An outgrowth of the “Defund the Police” movement, the WFP Justice Fund is led by the Working Families Party and the Movement for Black Lives’ Electoral Justice Project. The PAC has filed paperwork with the Federal Election Commission and plans immediately to begin accepting contributions and vetting candidates to support.
Organizers described the effort to The Associated Press on Monday as a counter to the political power of police unions and a way to continue educating voters about what the “defund” push means. The result, they said, would be a shift in local government budgets and public safety systems around the country.
“We’ve abided by an era where ‘law and order’ was this stamp of approval, where law enforcement endorsements somehow signified legitimacy,” said Maurice Mitchell, executive director of the Working Families Party, which backs democratic socialists and progressive candidates at all levels of government.
“So we are creating a counterbalance that can create the space for elected officials to do the work that’s being demanded from the streets,” Mitchell continued, adding that the goal is “divestment from things that aren’t working and investment in things that are working.”
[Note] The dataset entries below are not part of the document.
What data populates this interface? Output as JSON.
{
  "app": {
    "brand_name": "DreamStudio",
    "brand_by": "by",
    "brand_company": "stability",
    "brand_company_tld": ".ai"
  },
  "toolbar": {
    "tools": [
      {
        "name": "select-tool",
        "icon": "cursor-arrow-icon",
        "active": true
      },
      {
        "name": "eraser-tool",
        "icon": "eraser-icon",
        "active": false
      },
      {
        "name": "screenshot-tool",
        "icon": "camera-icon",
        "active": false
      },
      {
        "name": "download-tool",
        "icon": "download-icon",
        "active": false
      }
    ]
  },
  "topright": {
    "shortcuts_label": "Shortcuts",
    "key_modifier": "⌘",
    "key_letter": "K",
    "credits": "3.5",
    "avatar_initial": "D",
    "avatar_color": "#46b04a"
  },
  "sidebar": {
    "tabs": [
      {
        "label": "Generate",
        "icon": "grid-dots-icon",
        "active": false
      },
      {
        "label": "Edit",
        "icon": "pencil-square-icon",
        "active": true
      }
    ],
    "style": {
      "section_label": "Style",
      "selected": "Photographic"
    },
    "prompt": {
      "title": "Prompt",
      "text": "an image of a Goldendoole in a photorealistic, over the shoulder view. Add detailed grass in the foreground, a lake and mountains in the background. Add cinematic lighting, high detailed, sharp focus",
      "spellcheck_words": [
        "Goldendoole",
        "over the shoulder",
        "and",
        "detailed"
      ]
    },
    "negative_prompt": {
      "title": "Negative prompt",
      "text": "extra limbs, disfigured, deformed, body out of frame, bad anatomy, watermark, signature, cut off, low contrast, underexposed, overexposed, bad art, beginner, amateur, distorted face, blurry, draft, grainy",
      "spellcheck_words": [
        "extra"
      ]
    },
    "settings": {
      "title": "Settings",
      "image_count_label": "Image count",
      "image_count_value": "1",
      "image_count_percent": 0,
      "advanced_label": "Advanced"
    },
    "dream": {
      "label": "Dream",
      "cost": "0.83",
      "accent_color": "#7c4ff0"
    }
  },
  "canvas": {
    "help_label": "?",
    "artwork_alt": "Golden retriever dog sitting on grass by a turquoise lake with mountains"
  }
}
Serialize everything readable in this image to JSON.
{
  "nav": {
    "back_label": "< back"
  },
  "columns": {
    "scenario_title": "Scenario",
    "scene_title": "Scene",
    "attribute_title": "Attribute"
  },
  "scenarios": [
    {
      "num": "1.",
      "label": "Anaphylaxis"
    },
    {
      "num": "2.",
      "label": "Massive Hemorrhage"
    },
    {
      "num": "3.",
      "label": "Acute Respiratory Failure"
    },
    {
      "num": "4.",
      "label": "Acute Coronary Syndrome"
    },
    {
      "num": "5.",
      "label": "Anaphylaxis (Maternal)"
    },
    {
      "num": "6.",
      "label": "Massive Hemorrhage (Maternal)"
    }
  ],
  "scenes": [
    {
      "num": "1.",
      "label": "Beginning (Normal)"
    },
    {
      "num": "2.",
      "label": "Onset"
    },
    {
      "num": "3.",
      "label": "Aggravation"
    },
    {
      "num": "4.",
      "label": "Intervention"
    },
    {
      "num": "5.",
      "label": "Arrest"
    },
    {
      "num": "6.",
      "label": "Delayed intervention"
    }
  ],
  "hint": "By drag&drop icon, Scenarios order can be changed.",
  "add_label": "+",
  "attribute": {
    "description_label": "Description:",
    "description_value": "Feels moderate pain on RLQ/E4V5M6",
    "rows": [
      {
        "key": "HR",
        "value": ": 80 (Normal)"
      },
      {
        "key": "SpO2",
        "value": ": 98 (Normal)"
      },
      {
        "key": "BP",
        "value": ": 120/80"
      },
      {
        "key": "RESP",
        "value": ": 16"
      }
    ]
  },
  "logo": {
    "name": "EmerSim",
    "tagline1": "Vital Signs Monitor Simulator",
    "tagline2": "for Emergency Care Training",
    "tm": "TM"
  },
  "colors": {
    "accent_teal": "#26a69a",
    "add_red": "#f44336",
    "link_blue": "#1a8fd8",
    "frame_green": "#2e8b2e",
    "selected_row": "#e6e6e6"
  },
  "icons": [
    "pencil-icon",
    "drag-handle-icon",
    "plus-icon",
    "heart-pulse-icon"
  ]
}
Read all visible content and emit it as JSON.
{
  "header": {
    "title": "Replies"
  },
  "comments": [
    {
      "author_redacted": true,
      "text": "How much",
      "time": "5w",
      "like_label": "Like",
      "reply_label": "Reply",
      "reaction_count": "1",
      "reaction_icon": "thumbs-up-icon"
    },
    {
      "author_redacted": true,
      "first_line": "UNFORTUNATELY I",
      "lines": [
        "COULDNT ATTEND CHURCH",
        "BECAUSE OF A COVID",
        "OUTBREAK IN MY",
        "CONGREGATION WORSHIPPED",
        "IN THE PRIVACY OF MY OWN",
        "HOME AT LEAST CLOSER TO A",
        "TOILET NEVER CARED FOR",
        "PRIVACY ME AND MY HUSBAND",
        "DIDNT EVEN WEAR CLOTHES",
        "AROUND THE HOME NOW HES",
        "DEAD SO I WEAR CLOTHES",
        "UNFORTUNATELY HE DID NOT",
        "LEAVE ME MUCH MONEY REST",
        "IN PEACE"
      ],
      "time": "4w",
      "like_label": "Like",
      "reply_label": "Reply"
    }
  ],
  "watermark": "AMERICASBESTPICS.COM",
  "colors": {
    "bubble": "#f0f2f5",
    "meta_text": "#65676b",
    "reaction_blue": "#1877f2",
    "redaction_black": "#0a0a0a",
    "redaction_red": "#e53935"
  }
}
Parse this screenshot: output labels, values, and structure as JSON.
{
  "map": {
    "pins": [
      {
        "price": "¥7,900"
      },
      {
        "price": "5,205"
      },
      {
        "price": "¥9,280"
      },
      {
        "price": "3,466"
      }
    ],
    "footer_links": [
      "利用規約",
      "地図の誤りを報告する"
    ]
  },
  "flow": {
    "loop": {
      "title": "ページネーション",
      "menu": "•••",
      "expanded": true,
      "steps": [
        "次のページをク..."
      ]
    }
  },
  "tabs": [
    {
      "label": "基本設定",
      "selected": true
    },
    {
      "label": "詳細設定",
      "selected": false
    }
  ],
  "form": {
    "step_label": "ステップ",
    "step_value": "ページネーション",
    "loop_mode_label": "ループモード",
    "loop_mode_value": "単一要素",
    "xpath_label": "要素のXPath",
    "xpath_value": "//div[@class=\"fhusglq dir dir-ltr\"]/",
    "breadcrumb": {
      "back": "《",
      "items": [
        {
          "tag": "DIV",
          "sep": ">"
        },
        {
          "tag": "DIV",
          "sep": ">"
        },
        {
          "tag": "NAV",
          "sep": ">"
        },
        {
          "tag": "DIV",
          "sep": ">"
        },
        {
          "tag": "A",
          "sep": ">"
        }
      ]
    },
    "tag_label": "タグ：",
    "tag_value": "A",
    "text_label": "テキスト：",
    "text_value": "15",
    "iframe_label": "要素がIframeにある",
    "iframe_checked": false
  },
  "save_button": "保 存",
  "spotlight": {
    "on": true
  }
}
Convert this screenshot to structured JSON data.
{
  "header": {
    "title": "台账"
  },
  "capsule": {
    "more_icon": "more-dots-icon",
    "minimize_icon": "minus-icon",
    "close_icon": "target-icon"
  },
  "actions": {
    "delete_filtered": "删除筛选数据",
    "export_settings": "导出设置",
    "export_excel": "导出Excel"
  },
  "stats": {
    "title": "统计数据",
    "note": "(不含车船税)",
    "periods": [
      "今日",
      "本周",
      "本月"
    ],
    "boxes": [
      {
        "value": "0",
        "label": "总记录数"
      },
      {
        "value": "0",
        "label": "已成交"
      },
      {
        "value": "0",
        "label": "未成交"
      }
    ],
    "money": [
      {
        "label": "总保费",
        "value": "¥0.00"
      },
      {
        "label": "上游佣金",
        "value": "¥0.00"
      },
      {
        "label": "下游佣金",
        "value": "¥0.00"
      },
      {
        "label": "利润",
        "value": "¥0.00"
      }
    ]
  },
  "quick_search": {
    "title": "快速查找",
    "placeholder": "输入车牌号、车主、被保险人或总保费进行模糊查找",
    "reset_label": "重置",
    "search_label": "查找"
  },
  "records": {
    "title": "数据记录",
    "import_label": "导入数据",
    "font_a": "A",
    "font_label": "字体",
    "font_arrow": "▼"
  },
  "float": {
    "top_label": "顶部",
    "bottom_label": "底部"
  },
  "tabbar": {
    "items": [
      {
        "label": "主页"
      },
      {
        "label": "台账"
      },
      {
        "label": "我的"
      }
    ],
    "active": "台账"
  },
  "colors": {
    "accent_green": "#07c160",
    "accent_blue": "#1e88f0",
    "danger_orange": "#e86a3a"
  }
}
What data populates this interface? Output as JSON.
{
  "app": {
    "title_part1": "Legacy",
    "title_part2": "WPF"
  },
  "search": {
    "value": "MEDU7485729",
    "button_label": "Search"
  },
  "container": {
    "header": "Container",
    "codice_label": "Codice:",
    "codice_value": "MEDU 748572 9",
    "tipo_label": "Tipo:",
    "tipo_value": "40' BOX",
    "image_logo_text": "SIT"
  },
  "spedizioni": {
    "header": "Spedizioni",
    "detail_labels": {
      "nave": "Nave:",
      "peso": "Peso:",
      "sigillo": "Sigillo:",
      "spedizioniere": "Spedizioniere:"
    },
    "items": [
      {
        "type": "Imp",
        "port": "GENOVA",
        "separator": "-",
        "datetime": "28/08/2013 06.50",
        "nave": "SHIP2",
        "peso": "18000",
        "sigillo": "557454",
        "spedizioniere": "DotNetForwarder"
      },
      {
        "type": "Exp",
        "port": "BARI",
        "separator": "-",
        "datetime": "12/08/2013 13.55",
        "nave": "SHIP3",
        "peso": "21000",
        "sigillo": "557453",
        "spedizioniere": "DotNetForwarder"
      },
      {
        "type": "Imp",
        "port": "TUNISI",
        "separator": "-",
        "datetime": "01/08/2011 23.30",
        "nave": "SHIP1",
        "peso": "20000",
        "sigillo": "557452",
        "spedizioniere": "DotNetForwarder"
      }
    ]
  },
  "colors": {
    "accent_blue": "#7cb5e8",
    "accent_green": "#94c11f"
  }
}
The PAC's launch came the same day that President Donald Trump met at the White House with law enforcement officers and people who have had positive interactions with them. It's part of Trump's effort to pitch himself as a law-and-order politician while warning of a “radical left” push toward lawlessness.
But the PAC's organizers point to public polling since George Floyd, a handcuffed Black man, died May 25 under the knee of a white Minneapolis police officer.
In June, a survey by the AP and the NORC Center for Public Affairs Research found a dramatic shift in the nation’s opinions on policing and race, with considerably more Americans than five years ago believing that police brutality is a serious problem and that too often it unequally targets Black Americans and then goes undisciplined. Notable among those clear majorities was a palpable shift among white Americans.